Edward Hayes Cooper is the Thomas M. Cooley Professor of Law Emeritus at the University of Michigan Law School. He is a leading scholar of civil procedure and federal jurisdiction. Cooper is among the most widely cited authorities in civil procedure.

==Career==
Cooper's hometown is Detroit, Michigan. Cooper received his A.B. in economics from Dartmouth College and his LL.B. from Harvard Law School. He was a law clerk to Judge Clifford Patrick O'Sullivan of the U.S. Court of Appeals for the Sixth Circuit before practicing law in Detroit. He was admitted to practice in Michigan on January 5, 1965.

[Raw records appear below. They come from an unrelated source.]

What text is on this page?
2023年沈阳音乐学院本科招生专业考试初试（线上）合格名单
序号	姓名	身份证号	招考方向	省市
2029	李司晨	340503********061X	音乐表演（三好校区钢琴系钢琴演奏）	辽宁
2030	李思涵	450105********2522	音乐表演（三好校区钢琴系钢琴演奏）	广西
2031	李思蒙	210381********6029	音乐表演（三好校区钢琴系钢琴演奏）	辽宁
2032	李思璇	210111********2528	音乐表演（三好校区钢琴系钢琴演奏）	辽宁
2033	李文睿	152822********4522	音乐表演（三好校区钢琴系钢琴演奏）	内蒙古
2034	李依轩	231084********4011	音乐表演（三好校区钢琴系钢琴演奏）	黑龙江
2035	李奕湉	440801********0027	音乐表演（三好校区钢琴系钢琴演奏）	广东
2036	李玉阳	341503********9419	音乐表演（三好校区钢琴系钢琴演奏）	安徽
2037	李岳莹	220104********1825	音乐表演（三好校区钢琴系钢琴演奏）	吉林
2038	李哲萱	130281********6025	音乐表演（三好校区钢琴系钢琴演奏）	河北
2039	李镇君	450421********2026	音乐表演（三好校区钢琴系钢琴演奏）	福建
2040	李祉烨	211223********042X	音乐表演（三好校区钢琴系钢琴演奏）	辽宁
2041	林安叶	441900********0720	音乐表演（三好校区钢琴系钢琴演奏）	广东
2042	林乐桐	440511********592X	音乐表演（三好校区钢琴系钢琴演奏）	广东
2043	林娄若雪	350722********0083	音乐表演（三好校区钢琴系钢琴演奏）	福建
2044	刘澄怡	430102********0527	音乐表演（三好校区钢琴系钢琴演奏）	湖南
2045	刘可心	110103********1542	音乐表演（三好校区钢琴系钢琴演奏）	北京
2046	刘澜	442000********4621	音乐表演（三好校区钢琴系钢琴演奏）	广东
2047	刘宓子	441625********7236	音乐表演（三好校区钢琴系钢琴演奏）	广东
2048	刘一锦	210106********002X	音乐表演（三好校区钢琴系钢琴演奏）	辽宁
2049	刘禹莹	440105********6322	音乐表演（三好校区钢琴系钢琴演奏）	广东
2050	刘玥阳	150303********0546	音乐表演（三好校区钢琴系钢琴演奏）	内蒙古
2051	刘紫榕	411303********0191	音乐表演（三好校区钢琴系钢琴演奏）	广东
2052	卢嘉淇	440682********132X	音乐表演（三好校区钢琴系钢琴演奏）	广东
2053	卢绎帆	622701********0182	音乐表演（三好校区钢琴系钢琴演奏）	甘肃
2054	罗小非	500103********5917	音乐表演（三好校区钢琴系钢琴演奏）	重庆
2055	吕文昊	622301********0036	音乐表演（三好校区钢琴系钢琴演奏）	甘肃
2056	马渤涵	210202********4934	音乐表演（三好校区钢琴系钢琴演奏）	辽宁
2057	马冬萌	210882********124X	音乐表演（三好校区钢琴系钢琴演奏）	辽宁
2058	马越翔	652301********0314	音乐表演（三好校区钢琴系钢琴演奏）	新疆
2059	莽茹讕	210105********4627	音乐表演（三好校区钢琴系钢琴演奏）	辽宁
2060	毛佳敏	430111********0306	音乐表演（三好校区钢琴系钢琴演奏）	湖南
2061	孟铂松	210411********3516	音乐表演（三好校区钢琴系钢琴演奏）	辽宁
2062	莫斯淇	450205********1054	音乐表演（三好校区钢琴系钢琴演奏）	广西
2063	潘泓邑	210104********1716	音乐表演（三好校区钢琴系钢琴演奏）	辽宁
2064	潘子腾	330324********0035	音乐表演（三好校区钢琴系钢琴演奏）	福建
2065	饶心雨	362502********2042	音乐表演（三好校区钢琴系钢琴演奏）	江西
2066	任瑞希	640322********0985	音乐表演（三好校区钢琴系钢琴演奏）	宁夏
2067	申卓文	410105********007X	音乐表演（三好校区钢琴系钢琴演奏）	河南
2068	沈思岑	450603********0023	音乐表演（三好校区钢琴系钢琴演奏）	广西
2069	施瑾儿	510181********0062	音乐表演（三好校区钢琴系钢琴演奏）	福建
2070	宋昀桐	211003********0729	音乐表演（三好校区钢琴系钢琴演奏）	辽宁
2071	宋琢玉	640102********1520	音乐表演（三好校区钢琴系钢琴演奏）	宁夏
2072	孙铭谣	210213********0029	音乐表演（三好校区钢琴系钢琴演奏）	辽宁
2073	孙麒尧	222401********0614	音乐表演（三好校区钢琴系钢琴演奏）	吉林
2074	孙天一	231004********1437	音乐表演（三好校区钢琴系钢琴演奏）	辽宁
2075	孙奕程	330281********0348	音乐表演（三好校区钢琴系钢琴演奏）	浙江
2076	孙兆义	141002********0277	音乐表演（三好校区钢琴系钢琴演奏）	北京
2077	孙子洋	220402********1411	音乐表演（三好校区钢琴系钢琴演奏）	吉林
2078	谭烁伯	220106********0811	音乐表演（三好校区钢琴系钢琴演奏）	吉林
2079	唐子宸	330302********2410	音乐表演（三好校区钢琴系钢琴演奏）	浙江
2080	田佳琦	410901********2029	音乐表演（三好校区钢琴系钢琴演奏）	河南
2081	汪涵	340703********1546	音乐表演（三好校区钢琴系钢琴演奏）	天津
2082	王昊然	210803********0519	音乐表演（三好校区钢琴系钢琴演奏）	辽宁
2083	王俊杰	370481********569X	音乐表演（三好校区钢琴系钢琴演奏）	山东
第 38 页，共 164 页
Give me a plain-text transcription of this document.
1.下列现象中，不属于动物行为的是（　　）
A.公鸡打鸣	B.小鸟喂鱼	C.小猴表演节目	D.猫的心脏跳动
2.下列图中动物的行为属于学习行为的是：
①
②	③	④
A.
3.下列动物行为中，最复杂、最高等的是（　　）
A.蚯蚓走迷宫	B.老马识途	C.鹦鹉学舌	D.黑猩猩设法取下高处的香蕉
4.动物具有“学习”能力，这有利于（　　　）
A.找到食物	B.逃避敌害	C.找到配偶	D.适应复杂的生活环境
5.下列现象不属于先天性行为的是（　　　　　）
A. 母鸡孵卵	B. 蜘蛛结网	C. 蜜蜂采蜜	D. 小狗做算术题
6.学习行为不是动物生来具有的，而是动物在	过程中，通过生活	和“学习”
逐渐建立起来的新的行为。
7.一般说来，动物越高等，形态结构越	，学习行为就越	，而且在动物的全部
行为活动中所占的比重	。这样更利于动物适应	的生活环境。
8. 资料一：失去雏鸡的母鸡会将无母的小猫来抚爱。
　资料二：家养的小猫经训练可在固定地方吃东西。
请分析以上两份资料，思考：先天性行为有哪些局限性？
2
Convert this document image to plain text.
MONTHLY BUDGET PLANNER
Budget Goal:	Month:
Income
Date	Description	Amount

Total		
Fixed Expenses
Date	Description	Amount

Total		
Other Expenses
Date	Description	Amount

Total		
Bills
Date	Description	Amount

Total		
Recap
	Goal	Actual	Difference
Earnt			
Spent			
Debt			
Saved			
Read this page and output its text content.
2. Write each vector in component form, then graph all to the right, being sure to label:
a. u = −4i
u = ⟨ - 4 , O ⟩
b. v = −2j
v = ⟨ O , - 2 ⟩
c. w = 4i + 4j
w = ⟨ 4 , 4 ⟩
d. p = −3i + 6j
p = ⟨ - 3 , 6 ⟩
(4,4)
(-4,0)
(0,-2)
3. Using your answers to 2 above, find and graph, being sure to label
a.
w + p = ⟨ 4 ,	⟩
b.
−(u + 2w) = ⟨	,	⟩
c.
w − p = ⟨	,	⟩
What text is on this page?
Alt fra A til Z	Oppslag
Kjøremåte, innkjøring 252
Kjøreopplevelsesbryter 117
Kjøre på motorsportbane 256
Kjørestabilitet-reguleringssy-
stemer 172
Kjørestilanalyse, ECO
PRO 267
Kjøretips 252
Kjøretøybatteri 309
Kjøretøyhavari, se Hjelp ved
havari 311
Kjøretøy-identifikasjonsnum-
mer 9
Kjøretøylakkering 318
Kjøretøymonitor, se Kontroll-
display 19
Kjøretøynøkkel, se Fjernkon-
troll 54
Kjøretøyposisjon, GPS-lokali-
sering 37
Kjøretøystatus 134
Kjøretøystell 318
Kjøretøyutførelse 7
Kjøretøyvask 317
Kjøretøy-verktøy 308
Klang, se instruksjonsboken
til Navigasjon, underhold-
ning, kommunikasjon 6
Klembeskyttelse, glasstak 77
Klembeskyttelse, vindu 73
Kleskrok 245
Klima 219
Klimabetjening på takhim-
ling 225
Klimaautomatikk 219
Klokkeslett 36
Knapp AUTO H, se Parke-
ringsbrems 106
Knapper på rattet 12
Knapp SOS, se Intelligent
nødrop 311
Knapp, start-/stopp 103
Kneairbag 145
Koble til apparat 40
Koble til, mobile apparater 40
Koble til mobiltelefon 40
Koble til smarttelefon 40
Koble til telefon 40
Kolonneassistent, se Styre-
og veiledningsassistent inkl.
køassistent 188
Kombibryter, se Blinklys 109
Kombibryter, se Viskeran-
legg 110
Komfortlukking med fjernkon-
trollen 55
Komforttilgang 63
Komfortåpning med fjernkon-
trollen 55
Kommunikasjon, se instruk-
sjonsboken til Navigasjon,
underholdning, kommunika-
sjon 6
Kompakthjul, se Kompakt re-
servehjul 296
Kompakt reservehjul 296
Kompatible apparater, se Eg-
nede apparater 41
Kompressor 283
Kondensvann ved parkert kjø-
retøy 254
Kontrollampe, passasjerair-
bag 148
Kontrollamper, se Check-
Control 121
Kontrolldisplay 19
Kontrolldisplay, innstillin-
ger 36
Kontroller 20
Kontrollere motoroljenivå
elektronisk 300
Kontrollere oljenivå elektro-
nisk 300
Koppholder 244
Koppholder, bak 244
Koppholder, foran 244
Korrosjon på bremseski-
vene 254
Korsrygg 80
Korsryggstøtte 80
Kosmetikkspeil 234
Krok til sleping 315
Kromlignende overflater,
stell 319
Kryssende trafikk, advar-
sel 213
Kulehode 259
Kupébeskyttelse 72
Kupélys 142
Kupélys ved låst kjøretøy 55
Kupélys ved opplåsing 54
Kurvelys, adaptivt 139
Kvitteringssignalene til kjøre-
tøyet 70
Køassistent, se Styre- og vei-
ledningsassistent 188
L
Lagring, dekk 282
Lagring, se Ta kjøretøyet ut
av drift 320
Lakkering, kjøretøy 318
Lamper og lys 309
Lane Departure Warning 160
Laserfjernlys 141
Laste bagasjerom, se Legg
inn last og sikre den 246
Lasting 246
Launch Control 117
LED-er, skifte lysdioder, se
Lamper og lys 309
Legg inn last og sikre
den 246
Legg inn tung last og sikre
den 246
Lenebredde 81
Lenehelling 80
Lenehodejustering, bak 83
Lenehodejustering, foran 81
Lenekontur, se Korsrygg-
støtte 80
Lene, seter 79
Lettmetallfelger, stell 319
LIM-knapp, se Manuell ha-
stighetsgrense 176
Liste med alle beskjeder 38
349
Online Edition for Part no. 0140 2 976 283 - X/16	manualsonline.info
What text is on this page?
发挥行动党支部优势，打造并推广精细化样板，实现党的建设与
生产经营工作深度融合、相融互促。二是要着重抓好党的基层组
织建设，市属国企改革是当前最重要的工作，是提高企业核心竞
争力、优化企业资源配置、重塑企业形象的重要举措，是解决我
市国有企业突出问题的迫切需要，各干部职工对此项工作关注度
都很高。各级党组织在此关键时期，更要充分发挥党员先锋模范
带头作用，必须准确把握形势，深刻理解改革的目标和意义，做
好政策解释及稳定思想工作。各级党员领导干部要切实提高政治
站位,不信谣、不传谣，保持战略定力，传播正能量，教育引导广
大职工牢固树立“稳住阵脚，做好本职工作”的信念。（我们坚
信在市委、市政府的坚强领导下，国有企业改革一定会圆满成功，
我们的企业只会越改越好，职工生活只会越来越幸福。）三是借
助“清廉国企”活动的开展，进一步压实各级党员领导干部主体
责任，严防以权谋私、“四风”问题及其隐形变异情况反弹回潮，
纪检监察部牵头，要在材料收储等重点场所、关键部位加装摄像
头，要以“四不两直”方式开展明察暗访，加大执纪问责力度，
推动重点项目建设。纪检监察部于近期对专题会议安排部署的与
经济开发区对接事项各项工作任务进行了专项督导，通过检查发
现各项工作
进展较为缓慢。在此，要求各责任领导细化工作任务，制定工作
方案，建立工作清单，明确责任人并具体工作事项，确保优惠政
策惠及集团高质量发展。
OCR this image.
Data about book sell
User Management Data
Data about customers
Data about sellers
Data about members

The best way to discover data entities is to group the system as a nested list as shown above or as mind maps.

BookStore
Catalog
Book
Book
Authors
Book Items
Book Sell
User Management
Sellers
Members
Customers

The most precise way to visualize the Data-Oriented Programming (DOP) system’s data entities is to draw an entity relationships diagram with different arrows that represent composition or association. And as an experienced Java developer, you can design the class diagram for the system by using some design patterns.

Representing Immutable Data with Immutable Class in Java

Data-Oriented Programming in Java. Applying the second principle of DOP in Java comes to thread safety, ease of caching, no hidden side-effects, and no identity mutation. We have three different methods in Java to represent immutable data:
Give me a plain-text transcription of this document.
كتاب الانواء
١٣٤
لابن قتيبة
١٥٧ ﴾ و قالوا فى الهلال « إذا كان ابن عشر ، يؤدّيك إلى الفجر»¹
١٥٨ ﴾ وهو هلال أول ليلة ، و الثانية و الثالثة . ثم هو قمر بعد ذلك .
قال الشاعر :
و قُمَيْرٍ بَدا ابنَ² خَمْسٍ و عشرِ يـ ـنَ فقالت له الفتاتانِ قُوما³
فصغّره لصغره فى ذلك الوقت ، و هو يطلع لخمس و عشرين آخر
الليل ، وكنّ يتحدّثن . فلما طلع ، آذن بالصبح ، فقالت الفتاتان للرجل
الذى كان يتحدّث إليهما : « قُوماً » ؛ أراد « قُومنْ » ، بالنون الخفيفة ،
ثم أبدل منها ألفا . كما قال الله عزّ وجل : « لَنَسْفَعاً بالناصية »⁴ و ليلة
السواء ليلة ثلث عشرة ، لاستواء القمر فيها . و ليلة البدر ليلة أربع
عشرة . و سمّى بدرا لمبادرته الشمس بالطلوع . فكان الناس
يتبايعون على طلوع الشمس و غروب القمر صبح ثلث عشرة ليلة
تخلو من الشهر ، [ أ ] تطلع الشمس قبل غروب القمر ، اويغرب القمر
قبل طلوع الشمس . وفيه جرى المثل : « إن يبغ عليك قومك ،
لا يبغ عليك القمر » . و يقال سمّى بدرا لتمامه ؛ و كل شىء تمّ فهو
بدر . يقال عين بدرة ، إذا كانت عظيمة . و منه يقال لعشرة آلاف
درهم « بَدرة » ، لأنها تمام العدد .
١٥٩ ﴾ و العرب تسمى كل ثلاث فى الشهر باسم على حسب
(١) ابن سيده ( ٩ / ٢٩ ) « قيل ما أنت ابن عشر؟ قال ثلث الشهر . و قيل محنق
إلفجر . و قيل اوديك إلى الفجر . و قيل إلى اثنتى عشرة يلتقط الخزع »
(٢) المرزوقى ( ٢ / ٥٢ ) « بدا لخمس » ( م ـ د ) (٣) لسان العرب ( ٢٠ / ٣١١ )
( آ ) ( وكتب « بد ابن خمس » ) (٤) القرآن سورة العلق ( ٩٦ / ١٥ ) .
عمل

Cooper's first teaching job was as an adjunct professor at Wayne State University in Detroit. Following this, he was associate professor at the University of Minnesota Law School for five years before joining the Michigan Law school faculty in 1972. He was named the Thomas M. Cooley Professor of Law in 1988. His predecessor in the chair was John W. Reed. At Michigan, Cooper teaches civil procedure and jurisdiction and choice of law, and other courses. In the past, he also taught antitrust.

Cooper is the co-author, with Charles Alan Wright and Arthur R. Miller, of the first, second, and third editions of Federal Practice & Procedure, the leading legal treatise on federal jurisdiction and procedure. The first version of the treatise was published in 1975.

Cooper served as a member of the Advisory Committee on Civil Rules of the Judicial Conference of the United States from 1991 to 1992, and has been reporter for that committee since 1992. Cooper has been a member of the Council of the American Law Institute since 1988 and has served as adviser to the ALI Federal Judicial Code, International Jurisdiction and Judgments, and Transnational Procedure projects.

Cooper is married, and he and his wife have two children and three grandchildren.